Personaggi spezzati: i tormenti interiori nella saga Blackwood

In ogni storia che scrivo, cerco la verità. Ma non quella rassicurante dei tribunali o dei dogmi. Mi interessa la verità che abita nei frammenti, nei vuoti, nei dolori non detti. Per questo, l’Archivio Blackwood non è solo un luogo di indagini: è un teatro dell’anima. Ogni personaggio che vi entra — Edgar, Declan, Monroe, padre Quinn — porta dentro una ferita che lo definisce.

Edgar Blackwood: la logica contro l’abisso

Blackwood è razionale, freddo, metodico. Ma questa non è forza: è una corazza. Dentro, Edgar ha paura. Paura di perdere il controllo, di affrontare ciò che la ragione non riesce a spiegare. Dopo Declan, dopo ogni sconfitta, ogni nuova indagine lo scava più a fondo.
Scrivendolo, mi accorgo che il suo vero nemico è l’idea di diventare simile a ciò che combatte.

Declan O’Connor: l’uomo che credeva ancora

Declan era diverso. Nonostante il buio che lo circondava, manteneva una fiducia profonda nell’amicizia, nella lealtà, nella giustizia. Ma questo lo ha reso vulnerabile.
Declan è morto non perché fosse debole, ma perché era umano in un mondo che punisce la luce. La sua assenza, ancora adesso, pesa su ogni riga che scrivo.

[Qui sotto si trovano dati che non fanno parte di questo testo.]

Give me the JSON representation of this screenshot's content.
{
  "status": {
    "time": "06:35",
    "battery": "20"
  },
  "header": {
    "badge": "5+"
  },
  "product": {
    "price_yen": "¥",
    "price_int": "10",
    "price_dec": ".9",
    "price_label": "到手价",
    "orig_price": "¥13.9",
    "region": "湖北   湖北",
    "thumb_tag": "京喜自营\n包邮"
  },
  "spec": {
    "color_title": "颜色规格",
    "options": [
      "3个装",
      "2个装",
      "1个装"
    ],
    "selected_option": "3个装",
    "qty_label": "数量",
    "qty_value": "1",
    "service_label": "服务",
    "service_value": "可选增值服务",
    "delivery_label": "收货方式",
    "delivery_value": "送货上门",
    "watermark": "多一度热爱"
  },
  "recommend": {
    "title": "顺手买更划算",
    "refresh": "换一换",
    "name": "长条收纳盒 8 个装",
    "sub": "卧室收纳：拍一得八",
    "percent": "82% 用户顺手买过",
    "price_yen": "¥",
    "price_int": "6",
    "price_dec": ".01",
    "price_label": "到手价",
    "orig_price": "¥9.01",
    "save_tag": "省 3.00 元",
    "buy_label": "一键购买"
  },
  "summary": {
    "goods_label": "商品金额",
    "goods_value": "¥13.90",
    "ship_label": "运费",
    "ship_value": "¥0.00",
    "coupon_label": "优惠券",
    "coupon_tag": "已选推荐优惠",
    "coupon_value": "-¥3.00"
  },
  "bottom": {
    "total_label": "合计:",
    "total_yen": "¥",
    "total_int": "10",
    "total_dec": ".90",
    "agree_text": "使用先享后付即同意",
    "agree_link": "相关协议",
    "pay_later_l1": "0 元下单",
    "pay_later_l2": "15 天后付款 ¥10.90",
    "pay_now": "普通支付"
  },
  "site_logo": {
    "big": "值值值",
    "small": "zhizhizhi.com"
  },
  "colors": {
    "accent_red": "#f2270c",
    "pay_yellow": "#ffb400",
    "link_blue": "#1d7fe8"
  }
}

Monroe: la rabbia come scudo

Elias Monroe è giovane, impulsivo, con un’ironia ruvida che usa per difendersi dal dolore. È leale, ma ha paura di mostrare cosa sente davvero.
Nel terzo volume, Il Carnefice del Silenzio, vedrete un Monroe più profondo, a tratti spaesato, che comincia a rendersi conto che non tutto si risolve con una battuta o con la pistola in pugno.

Padre Marcus Quinn: la fede ferita

Quinn è stato per me un personaggio difficile. Un prete che ha visto troppo, che ha perso la purezza della sua vocazione ma continua a combattere.
La sua fede è diventata dolore, ostinazione, bisogno di redenzione. Quando ha deciso di tornare in azione, sapeva di andare incontro alla morte. Eppure, ha scelto di farlo lo stesso.
Perché per chi ha conosciuto il Male, la salvezza non è più personale: è missione.


Perché scrivo personaggi così?

Perché credo che il vero orrore non venga dai mostri, ma da ciò che ci portiamo dentro. L’oscurità esterna — vampiri, possessioni, culti — è solo il riflesso dell’oscurità che i miei personaggi cercano di contenere.
E a volte, non ci riescono.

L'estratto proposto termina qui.